Perhaps, then, what differentiates humans from animals is the very ability to intentionally self-medicate? Not so fast, says Smail, who notes multiple examples of animals doing the same thing, including birds that “get drunk” by gorging on fruit that has begun to ferment as it decays. He argues that evolution pays attention to psychotropy, noting that in breeding dogs to enjoy human contact, we have created a class of animals “addicted” to petting, in the sense that they crave and seek out the hormonal response it generates.
Evolution attaches pleasing chemical signatures to behaviors that confer advantages in survival and reproduction; it is obvious enough why sex and eating would be pleasurable. But when we find ways to trip the same circuits with other activities (for instance, by activating the exhilaration of the fight-or-flight response through skydiving), those behaviors have their own evolutionary and historical consequences. Smail does not think it mere coincidence that the increasing accessibility and popularization of products such as coffee and spirits in Europe (the proliferation of coffeehouses, the influx of rum from the Caribbean and Brazil, the gin craze of the mid-eighteenth century) coincided with declining attendance at religious services, and in some places, transitions from monarchical states to democracy. “Where individuals once relied on religion and ritual as sources of dopamine and other chemical messengers,” he writes, “they turned increasingly to items of consumption, giving up God in favor of Mammon.”
He divides psychotropic mechanisms into two categories: autotropic (altering one’s own mood) and teletropic (altering someone else’s mood). In eighteenth-century Europe, he writes, there was “a tectonic shift away from teletropic mechanisms manipulated by ruling elites toward a new order in which the teletropies of dominance were replaced by the growing range of autotropic mechanisms available on an increasingly unregulated market.” Here he sees the seeds of our modern consumerism: the coffee, chocolate, and spirits habits of earlier centuries stemmed from the same ethos as today’s “retail therapy.”
To support his argument that pre-modern societies’ rigid class structure, as oppressive as it might have been, was also soothing, Smail draws evidence from evolutionary biology: researchers have found that baboons feel less stress (as measured by their hormone levels) when they live in groups with clearly delineated rank order. If rank order is less clear, the rules that govern interactions—such as which one should step out of the way when two baboons cross paths—require constant negotiation, and the uncertainty seems to induce anxiety.
The book is less a thorough exposition of ideas than an open invitation to consider them.
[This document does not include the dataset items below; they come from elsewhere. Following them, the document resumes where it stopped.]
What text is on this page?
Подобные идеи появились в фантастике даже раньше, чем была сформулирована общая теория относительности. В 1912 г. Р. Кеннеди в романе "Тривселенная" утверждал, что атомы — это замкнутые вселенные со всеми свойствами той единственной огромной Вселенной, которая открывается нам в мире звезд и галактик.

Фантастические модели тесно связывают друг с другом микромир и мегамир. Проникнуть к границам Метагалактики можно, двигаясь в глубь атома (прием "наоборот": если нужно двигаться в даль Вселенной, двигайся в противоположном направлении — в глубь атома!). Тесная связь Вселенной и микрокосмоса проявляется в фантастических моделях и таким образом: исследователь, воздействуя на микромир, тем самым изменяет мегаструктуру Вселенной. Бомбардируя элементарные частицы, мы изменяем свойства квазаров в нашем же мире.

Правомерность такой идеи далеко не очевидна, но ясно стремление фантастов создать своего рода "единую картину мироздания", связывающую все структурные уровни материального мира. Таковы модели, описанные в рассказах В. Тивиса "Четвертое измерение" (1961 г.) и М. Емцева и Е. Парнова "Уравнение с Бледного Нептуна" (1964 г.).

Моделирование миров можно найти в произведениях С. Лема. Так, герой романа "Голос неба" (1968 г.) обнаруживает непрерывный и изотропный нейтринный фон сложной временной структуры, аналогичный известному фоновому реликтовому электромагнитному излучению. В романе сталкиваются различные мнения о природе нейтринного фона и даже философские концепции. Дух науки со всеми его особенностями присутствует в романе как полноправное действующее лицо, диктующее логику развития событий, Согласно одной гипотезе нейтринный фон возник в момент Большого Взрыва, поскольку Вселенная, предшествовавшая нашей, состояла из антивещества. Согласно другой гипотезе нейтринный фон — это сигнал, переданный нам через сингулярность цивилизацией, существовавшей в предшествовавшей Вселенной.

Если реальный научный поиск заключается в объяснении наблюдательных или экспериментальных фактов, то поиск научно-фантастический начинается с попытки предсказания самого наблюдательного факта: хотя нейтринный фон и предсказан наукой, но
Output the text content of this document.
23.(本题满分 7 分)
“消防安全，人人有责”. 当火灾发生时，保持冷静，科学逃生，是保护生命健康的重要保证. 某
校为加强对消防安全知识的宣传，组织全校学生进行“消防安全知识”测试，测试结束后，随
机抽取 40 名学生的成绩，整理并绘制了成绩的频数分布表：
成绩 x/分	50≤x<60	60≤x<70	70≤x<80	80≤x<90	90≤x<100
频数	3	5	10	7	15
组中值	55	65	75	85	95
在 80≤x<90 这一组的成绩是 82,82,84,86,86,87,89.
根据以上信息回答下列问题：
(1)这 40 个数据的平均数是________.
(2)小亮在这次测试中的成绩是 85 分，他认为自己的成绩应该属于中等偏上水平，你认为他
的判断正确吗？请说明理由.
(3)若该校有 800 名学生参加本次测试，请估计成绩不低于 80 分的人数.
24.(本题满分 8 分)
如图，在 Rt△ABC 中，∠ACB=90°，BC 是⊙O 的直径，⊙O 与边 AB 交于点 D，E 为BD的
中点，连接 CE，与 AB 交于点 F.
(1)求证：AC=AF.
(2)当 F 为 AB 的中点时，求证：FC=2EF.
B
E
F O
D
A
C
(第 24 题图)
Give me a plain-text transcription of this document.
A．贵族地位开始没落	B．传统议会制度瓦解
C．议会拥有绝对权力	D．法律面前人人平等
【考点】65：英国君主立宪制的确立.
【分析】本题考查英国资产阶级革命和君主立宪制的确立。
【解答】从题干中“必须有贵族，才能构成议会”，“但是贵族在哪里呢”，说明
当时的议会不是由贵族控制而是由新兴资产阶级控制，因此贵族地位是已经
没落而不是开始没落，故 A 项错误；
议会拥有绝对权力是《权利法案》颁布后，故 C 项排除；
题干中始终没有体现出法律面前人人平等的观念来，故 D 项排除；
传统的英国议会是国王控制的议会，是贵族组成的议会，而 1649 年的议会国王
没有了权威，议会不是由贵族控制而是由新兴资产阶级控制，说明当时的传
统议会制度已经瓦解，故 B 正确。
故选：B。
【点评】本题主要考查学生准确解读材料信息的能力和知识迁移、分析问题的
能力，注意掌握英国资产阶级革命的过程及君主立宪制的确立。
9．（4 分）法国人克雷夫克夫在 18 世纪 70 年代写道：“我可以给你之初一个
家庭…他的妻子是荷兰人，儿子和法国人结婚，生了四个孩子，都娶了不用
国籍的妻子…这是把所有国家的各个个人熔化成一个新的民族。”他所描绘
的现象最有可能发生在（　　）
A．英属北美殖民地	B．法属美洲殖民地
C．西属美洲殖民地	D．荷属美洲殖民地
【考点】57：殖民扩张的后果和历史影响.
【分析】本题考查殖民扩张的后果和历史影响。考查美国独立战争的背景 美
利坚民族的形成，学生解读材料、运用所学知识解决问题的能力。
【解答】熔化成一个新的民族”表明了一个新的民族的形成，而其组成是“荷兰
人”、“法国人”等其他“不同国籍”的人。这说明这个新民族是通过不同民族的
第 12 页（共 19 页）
Smail (a medievalist by training) began writing it as the introduction to another book—a “deep history” of humanity, on which he is now working. Both projects grew out of his frustration with perceived shortcomings in the way history is taught and studied. Historians, he complains, tend to act as though history begins with the first written texts. He aims to write an authoritative, unified history that reaches all the way back to the Paleolithic era and integrates evidence from anthropology and evolutionary biology. And it isn’t a one-way street: Smail, who also teaches a course on the history of emotion, believes biologists might gain insights from analyzing the descriptions of emotional states found in ancient texts—traditionally historians’ domain.
In this scholarly space where disciplines merge, “we can finally dispense with the idea, once favored by some historians, that biology gave way to culture with the advent of civilization,” he writes. “Civilization did not bring an end to biology. Civilization enabled important aspects of human biology.”